Monday, 21 June 2010
Happy Fathers Day
Before we set off, my brother and I were placed in the car, and the tent, the lilos, food boxes, clothes, and all other manner of kitchen sinks were packed in around us so that we couldn't move. The little car was stuffed to the gunnels. Apart from the ferry crossing, I didn't see my brother for 2 whole days when we finally fell out of the car, blinking in the blazing sunshine, at Les Arcs campsite.
We had the most fabulous time. Dad and my brother ate nothing but the 4 million Vesta currys they'd packed, and I ate hot dogs. Loads of them. In fact, I ate so many, that I puked up one night.

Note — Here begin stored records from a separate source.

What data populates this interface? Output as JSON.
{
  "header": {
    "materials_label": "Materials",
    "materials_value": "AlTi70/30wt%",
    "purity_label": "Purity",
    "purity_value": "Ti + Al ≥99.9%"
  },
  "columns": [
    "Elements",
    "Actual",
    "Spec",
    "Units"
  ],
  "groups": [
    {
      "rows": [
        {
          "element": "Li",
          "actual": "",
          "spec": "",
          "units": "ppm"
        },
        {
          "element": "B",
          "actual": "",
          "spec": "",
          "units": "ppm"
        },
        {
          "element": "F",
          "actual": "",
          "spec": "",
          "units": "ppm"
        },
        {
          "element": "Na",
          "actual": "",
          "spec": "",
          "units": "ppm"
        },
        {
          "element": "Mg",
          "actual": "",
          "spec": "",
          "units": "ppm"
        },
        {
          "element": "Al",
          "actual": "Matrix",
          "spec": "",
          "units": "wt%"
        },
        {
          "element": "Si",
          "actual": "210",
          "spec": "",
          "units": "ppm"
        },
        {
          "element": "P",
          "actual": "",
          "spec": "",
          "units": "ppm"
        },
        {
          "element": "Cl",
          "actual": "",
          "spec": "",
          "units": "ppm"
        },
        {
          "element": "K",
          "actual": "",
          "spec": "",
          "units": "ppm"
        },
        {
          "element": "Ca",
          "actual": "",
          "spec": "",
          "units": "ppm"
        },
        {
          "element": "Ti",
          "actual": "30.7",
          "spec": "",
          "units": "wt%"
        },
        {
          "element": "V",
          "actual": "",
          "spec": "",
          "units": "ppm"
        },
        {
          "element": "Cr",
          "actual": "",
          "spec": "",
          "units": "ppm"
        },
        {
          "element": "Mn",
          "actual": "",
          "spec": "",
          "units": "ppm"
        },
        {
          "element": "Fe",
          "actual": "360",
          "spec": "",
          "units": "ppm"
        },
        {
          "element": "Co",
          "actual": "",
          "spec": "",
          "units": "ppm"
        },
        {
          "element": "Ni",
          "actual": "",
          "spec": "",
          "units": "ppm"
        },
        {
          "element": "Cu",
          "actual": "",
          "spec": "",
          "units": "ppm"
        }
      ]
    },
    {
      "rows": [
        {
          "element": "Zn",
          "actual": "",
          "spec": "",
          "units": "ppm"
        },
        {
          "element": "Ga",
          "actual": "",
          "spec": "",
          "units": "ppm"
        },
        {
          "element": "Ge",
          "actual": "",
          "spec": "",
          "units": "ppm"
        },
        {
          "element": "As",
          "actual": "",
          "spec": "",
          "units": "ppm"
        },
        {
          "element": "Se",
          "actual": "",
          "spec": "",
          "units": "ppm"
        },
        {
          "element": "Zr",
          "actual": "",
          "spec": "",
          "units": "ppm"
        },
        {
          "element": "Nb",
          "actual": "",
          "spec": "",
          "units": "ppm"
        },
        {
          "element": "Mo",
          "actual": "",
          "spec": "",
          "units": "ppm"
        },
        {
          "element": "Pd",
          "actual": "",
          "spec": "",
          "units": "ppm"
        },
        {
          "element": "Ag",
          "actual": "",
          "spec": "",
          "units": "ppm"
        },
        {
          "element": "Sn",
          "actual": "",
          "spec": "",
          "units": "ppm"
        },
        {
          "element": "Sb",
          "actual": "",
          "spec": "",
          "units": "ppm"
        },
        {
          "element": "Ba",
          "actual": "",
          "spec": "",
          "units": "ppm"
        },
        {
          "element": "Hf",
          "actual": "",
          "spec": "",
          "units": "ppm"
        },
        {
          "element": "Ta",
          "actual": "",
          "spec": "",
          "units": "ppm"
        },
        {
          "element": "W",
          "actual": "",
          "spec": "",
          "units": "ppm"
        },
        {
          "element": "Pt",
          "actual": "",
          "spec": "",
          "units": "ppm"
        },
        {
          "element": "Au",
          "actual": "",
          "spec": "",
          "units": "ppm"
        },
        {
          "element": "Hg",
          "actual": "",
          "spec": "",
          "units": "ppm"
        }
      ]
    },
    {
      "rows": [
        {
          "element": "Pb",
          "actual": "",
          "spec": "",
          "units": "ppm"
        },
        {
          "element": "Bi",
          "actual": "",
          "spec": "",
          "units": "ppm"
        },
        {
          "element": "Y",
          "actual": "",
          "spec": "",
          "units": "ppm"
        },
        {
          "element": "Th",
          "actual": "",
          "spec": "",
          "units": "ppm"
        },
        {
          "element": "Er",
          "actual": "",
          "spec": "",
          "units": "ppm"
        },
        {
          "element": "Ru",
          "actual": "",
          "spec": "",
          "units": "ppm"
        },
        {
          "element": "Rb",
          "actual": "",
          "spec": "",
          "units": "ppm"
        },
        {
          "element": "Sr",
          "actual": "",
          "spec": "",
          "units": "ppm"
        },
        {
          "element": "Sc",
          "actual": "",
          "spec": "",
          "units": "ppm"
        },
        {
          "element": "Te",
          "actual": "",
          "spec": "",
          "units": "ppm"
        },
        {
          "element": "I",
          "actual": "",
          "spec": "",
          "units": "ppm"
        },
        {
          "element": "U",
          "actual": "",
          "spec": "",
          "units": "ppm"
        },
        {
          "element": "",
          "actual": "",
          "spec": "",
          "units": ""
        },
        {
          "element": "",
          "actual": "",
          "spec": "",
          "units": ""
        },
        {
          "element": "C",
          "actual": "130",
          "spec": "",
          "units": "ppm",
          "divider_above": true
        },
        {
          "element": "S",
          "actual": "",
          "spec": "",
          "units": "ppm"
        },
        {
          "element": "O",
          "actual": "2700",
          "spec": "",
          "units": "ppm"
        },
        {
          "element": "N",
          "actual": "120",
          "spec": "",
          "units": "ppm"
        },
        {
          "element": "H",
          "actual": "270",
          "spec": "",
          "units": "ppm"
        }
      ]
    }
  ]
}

'I've been sick,' I reported to dad.
'Oh that's good,' he replied, 'whereabouts?'
'In the sink.'
Poor dad had to clear up 10 hot dogs from the campsite sink. He couldn't believe that I'd swallowed them whole.
He took us to Monte Carlo, and as a good, responsible father, left us outside whilst he wandered in to one of the fancy casinos for a look. Two minutes later, he was hoyed out by 2 french bouncers. Seemingly, you weren't allowed in wearing a cheesecloth shirt, brown shorts and Jesus sandals. We laughed for ages about it over ice cold litres of panache each - (that's shandy in English.)

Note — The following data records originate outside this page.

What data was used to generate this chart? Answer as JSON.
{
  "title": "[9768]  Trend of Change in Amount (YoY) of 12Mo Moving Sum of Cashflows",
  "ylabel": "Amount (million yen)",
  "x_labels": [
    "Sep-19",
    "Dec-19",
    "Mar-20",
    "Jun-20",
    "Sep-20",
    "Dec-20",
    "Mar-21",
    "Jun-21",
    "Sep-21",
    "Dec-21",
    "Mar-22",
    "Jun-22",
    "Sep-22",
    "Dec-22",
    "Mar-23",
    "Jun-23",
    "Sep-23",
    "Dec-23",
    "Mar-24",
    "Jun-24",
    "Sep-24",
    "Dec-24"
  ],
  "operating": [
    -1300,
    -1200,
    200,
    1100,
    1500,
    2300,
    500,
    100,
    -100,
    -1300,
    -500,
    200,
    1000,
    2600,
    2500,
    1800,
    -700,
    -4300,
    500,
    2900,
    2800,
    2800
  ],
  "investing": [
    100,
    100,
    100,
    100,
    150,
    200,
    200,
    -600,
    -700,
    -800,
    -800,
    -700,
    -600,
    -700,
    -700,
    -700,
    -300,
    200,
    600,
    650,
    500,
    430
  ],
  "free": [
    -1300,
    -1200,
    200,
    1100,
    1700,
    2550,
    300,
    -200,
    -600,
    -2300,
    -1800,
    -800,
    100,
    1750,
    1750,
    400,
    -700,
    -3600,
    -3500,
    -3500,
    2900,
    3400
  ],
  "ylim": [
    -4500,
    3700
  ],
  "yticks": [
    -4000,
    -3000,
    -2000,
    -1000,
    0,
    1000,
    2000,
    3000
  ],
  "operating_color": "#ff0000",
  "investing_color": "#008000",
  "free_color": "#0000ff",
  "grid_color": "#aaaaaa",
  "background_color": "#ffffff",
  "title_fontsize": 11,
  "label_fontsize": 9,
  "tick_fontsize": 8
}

He took us snorkelling in a lovely secluded cove one day. My brother set about collecting clams. The only place he could store them was down his trunks, and when one of the little buggers decided to 'attach' itself to him, my dad found super-human strength to prise the mighty clam apart. Thanks to my dad, my brother went on to have 4 beautiful children.
I, of course, laughed and laughed until sundown, when I discovered that I had 10th degree burns on my chest from the sun. 'Dad, man, that NACKS!' I squealed as he roughly slapped the aftersun on like lard on an English Channel swimmer.
My brother was pleased to see me in pain. Served me right for laughing at his clammed 'bits.'
Dad also locked me in an outside toilet for 30 minutes. He didn't mean to, but as him and my brother tucked into the lovely french nosh at the restaurant, they suddenly realised that I was missing. He had bolted the door from the outside to keep me safe - not thinking that his daughter wasn't Houdini, and wouldn't be able to get out. I was fine about it. I knew he'd come back to get me eventually, and God knows why, but I sang an old geordie song - 'Cushy Butterfield,' 87 times to keep my spirits up. My brother smiled quietly when I sat down to eat my cold cheese omlette. He had enjoyed his half hour of peace.
I got my own back on my dad by sending him into a shop to get me some envelopes. I told him that the word for envelope was 'singe.'
Poor dad spent 15 minutes in there with the 2 bewildered shop ladies asking, over and over again - 'Avez-vous des singes? Singes? Singes!'
He didn't realise that he was actually saying, 'Have you any monkeys? Monkeys? Monkeys!'
Not sure I've ever been forgiven for that one.
Other minor things happened on that trip. An articulated lorry crashed into the side of our 2CV with me shouting 'Dad man, Dad man!' helpfully in the back as it got closer and closer to us on the roundabout.
Our tent also collapsed in the middle of the night, and my lilo burst, so I had to sleep the rest of the trip in the dinghy. Yes - we also took a dinghy.
With dads in charge, anything can happen. With my dad, this is still the case, whether he's walking into glass doors, falling into pizza restaurants or booling up to ancient Roman bath houses with his trunks rolled up in a towel asking '1 to swim please,' to the horrified English Heritage lady.
My 9 year old sometimes says to me - 'That's what Granda would say,' or 'That's a Granda face,' or 'that's what Granda would do.'
'Jolly good,' I say, 'because if I can be half of what Granda is, then you'll be a very lucky lad.'
Happy Fathers Day, dad - and to all you other dads out there. Have a lovely day.